A viagem, organizado pelo Ministério de Defesa e da qual participaram vários veículos de comunicação, incluindo o EL PAÍS, causou polêmica. Como exemplo de que a defesa da cultura milenar não é inimiga da tecnologia, Roberto e Paraná Yanomami acusam as autoridades, em um vídeo divulgado no Twitter, de não tê-los consultado sobre a visita, e afirmam que “os desconhecidos trouxeram a covid”. “Não queremos ser propaganda do Governo”, diz o segundo. O porta-voz do Ministério de Defesa, almirante Carlos Chagas, enfatiza que para poder participar da viagem era preciso dar negativo em um teste de coronavírus. (No caso dos jornalistas, foi exigido um PCR, que detecta a presença viral). Em Governos anteriores, as exigências de exames médicos eram muito maiores.
Todos os Yanomami têm o sobrenome de seu povo. E como nome escolhem uma palavra de que gostem, ou uma sigla. DC3 Yanomami —como o avião de carga— é um dos que acreditam que o coronavírus “ficou em Boa Vista”. Diz isso na base de Surucucu, perto de sua aldeia, enquanto alguns adolescentes jogam voleibol e outros se divertem pulando em uma cama elástica. Chega depois a hora da troca. Os Yanomami trocam lanças por sabonetes com os militares e alguns jornalistas. Terminadas as consultas, os médicos recolhem seu equipamento enquanto é anunciada a distribuição de cestas básicas —com alimentos tão alheios à dieta desses indígenas como arroz, feijão e batata-frita. A aglomeração formada é mais do que notável, para espanto dos profissionais de saúde que atendem no ambulatório da aldeia.

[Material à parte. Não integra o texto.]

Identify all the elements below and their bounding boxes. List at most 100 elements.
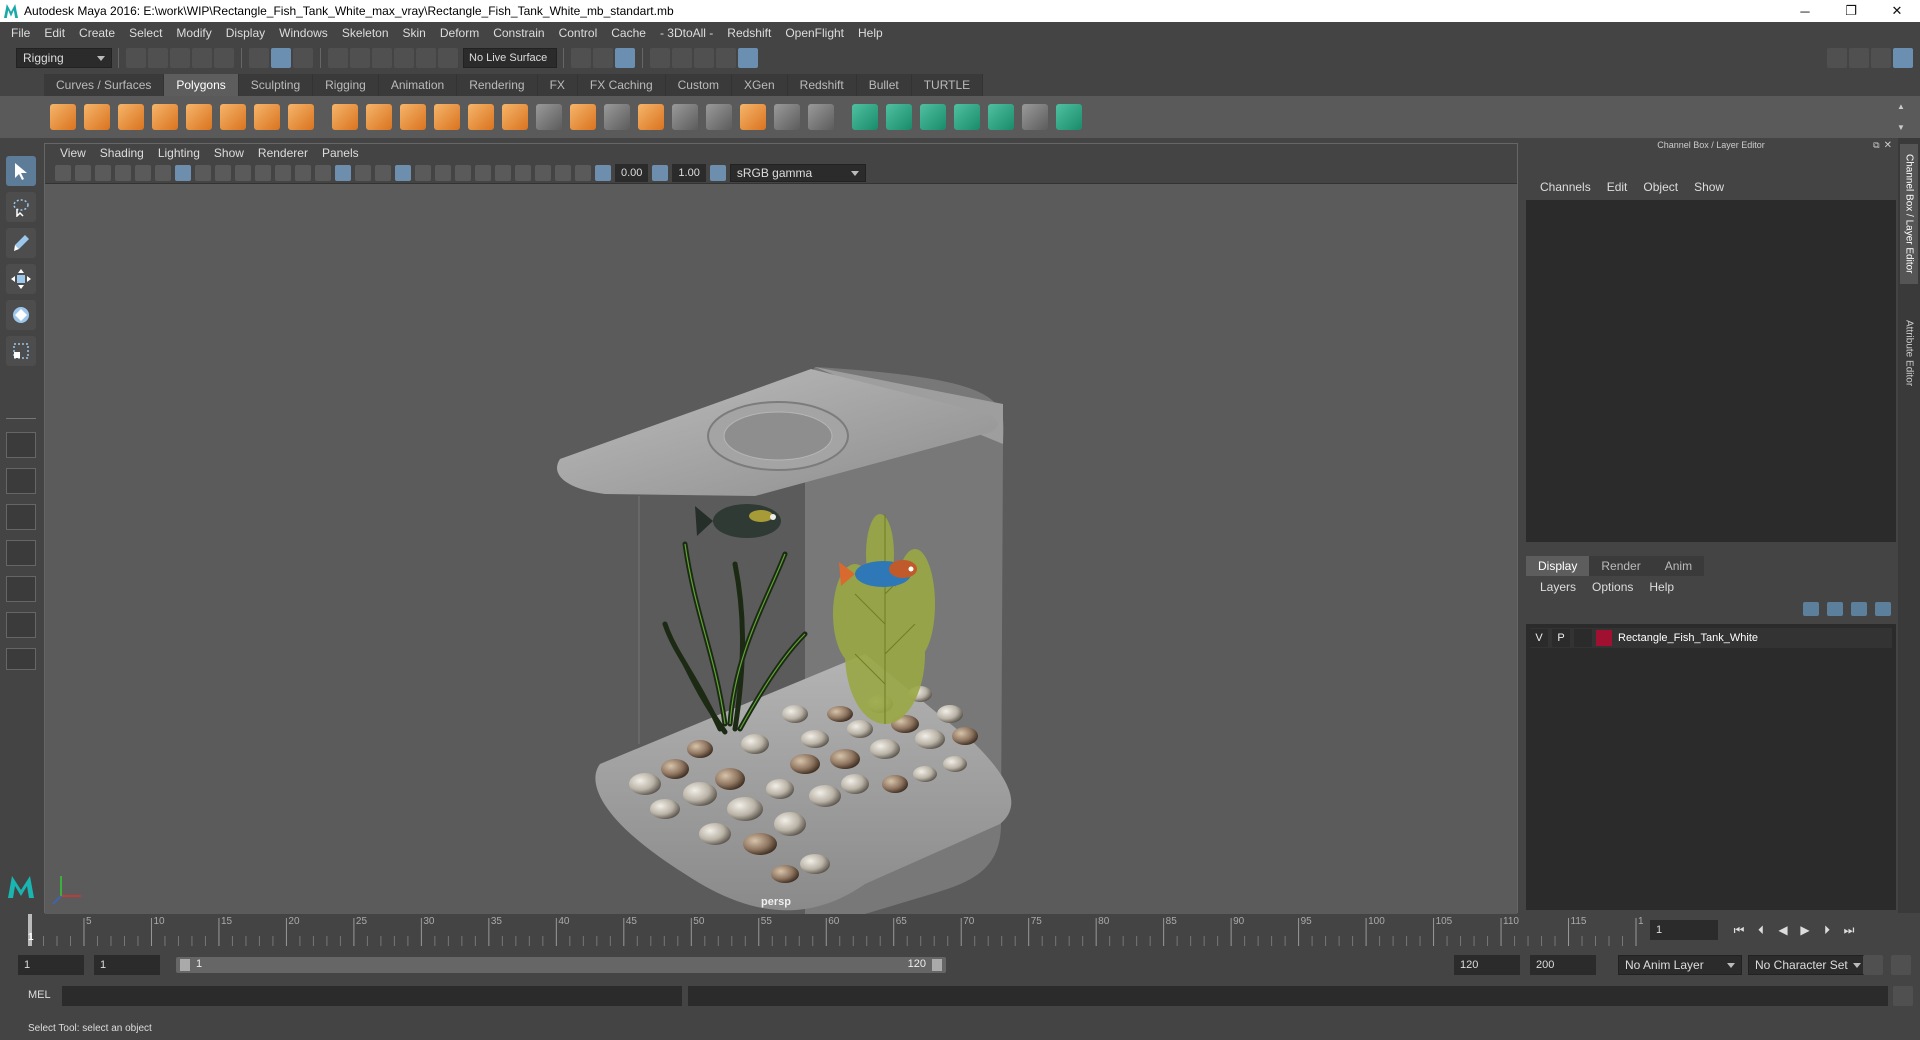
safe-action-icon[interactable]: [275, 164, 291, 181]
cylindrical-map-icon[interactable]: [920, 104, 946, 130]
select-hierarchy-icon[interactable]: [249, 48, 269, 68]
extract-icon[interactable]: [400, 104, 426, 130]
textured-icon[interactable]: [375, 164, 391, 181]
spherical-map-icon[interactable]: [954, 104, 980, 130]
checker-map-icon[interactable]: [1022, 104, 1048, 130]
range-end-handle[interactable]: [932, 959, 942, 971]
render-settings-icon[interactable]: [615, 48, 635, 68]
save-scene-icon[interactable]: [170, 48, 190, 68]
gate-mask-icon[interactable]: [235, 164, 251, 181]
custom-layout-button[interactable]: [6, 648, 36, 670]
tab-custom[interactable]: Custom: [665, 74, 732, 96]
snap-curve-icon[interactable]: [350, 48, 370, 68]
playback-end-field[interactable]: 120: [1454, 955, 1520, 975]
render-current-icon[interactable]: [672, 48, 692, 68]
animation-preferences-icon[interactable]: [1891, 955, 1911, 975]
menu-edit[interactable]: Edit: [37, 26, 72, 40]
go-to-start-icon[interactable]: ⏮: [1730, 921, 1748, 939]
camera-select-icon[interactable]: [55, 164, 71, 181]
snap-live-icon[interactable]: [416, 48, 436, 68]
vp-menu-show[interactable]: Show: [207, 146, 251, 160]
play-forward-icon[interactable]: ▶: [1796, 921, 1814, 939]
render-view-icon[interactable]: [650, 48, 670, 68]
layer-playback-toggle[interactable]: P: [1552, 629, 1570, 647]
chevron-down-icon[interactable]: ▼: [1897, 123, 1905, 132]
tab-anim[interactable]: Anim: [1652, 556, 1705, 576]
range-start-handle[interactable]: [180, 959, 190, 971]
auto-key-icon[interactable]: [1863, 955, 1883, 975]
new-empty-layer-icon[interactable]: [1851, 602, 1867, 616]
side-tab-channel-box[interactable]: Channel Box / Layer Editor: [1900, 144, 1918, 284]
separate-icon[interactable]: [366, 104, 392, 130]
new-scene-icon[interactable]: [126, 48, 146, 68]
menu-display[interactable]: Display: [219, 26, 272, 40]
tab-rendering[interactable]: Rendering: [457, 74, 538, 96]
menu-skin[interactable]: Skin: [396, 26, 433, 40]
uv-editor-icon[interactable]: [852, 104, 878, 130]
view-transform-dropdown[interactable]: sRGB gamma: [729, 163, 866, 182]
new-layer-from-selection-icon[interactable]: [1875, 602, 1891, 616]
mode-selector[interactable]: Rigging: [16, 48, 112, 68]
layer-row[interactable]: V P Rectangle_Fish_Tank_White: [1530, 628, 1892, 648]
channel-box-area[interactable]: [1526, 200, 1896, 542]
ipr-render-icon[interactable]: [593, 48, 613, 68]
color-management-icon[interactable]: [709, 164, 726, 181]
tab-curves-surfaces[interactable]: Curves / Surfaces: [44, 74, 165, 96]
persp-hypershade-layout-button[interactable]: [6, 576, 36, 602]
poly-cylinder-icon[interactable]: [118, 104, 144, 130]
chevron-up-icon[interactable]: ▲: [1897, 102, 1905, 111]
poly-plane-icon[interactable]: [186, 104, 212, 130]
maya-home-icon[interactable]: [6, 872, 36, 900]
open-scene-icon[interactable]: [148, 48, 168, 68]
film-gate-icon[interactable]: [195, 164, 211, 181]
gamma-icon[interactable]: [652, 164, 669, 181]
render-ipr-icon[interactable]: [738, 48, 758, 68]
menu-file[interactable]: File: [4, 26, 37, 40]
poly-pyramid-icon[interactable]: [254, 104, 280, 130]
lasso-tool-button[interactable]: [6, 192, 36, 222]
go-to-end-icon[interactable]: ⏭: [1840, 921, 1858, 939]
command-input[interactable]: [62, 986, 682, 1006]
image-plane-icon[interactable]: [115, 164, 131, 181]
multi-cut-icon[interactable]: [536, 104, 562, 130]
poly-sphere-icon[interactable]: [50, 104, 76, 130]
menu-deform[interactable]: Deform: [433, 26, 486, 40]
step-back-icon[interactable]: ⏴: [1752, 921, 1770, 939]
rotate-tool-button[interactable]: [6, 300, 36, 330]
bridge-icon[interactable]: [604, 104, 630, 130]
resolution-gate-icon[interactable]: [215, 164, 231, 181]
exposure-icon[interactable]: [595, 164, 611, 181]
minimize-button[interactable]: ─: [1782, 0, 1828, 22]
render-region-icon[interactable]: [694, 48, 714, 68]
anim-layer-dropdown[interactable]: No Anim Layer: [1618, 955, 1742, 975]
undo-icon[interactable]: [192, 48, 212, 68]
extrude-icon[interactable]: [570, 104, 596, 130]
close-button[interactable]: ✕: [1874, 0, 1920, 22]
wireframe-on-shaded-icon[interactable]: [355, 164, 371, 181]
poly-cube-icon[interactable]: [84, 104, 110, 130]
merge-icon[interactable]: [740, 104, 766, 130]
tab-fx[interactable]: FX: [537, 74, 578, 96]
smooth-shade-icon[interactable]: [335, 164, 351, 181]
menu-openflight[interactable]: OpenFlight: [778, 26, 851, 40]
tab-rigging[interactable]: Rigging: [313, 74, 379, 96]
range-slider[interactable]: 1 120: [176, 957, 946, 973]
mirror-icon[interactable]: [808, 104, 834, 130]
2d-pan-zoom-icon[interactable]: [135, 164, 151, 181]
select-tool-button[interactable]: [6, 156, 36, 186]
menu-3dtoall[interactable]: - 3DtoAll -: [653, 26, 720, 40]
snap-projected-icon[interactable]: [438, 48, 458, 68]
cb-menu-object[interactable]: Object: [1635, 180, 1686, 194]
snap-grid-icon[interactable]: [328, 48, 348, 68]
anti-aliasing-icon[interactable]: [475, 164, 491, 181]
character-set-dropdown[interactable]: No Character Set: [1748, 955, 1868, 975]
tab-sculpting[interactable]: Sculpting: [238, 74, 314, 96]
float-panel-icon[interactable]: ⧉: [1873, 140, 1879, 151]
persp-graph-layout-button[interactable]: [6, 540, 36, 566]
tab-render[interactable]: Render: [1589, 556, 1653, 576]
attribute-editor-toggle-icon[interactable]: [1849, 48, 1869, 68]
le-menu-help[interactable]: Help: [1641, 580, 1682, 594]
shelf-scroll[interactable]: ▲ ▼: [1894, 102, 1908, 132]
field-chart-icon[interactable]: [255, 164, 271, 181]
side-tab-attribute-editor[interactable]: Attribute Editor: [1900, 308, 1918, 398]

O presidente Jair Bolsonaro nunca ocultou que sua prioridade na Amazônia é explorar o tesouro mineral e madeireiro das entranhas da floresta, além de defender a soberania brasileira sobre o território. Mas o Governo sabe que as questões indígena e ambiental são muito mais relevantes nas relações diplomáticas brasileiras do que ele gostaria. Por isso, multiplica os gestos agora que começa a época de incêndios —que, em agosto do ano passado, indignou o mundo. A linguagem delata alguns altos comandantes militares quando se referem aos indígenas reiteradamente como primitivos.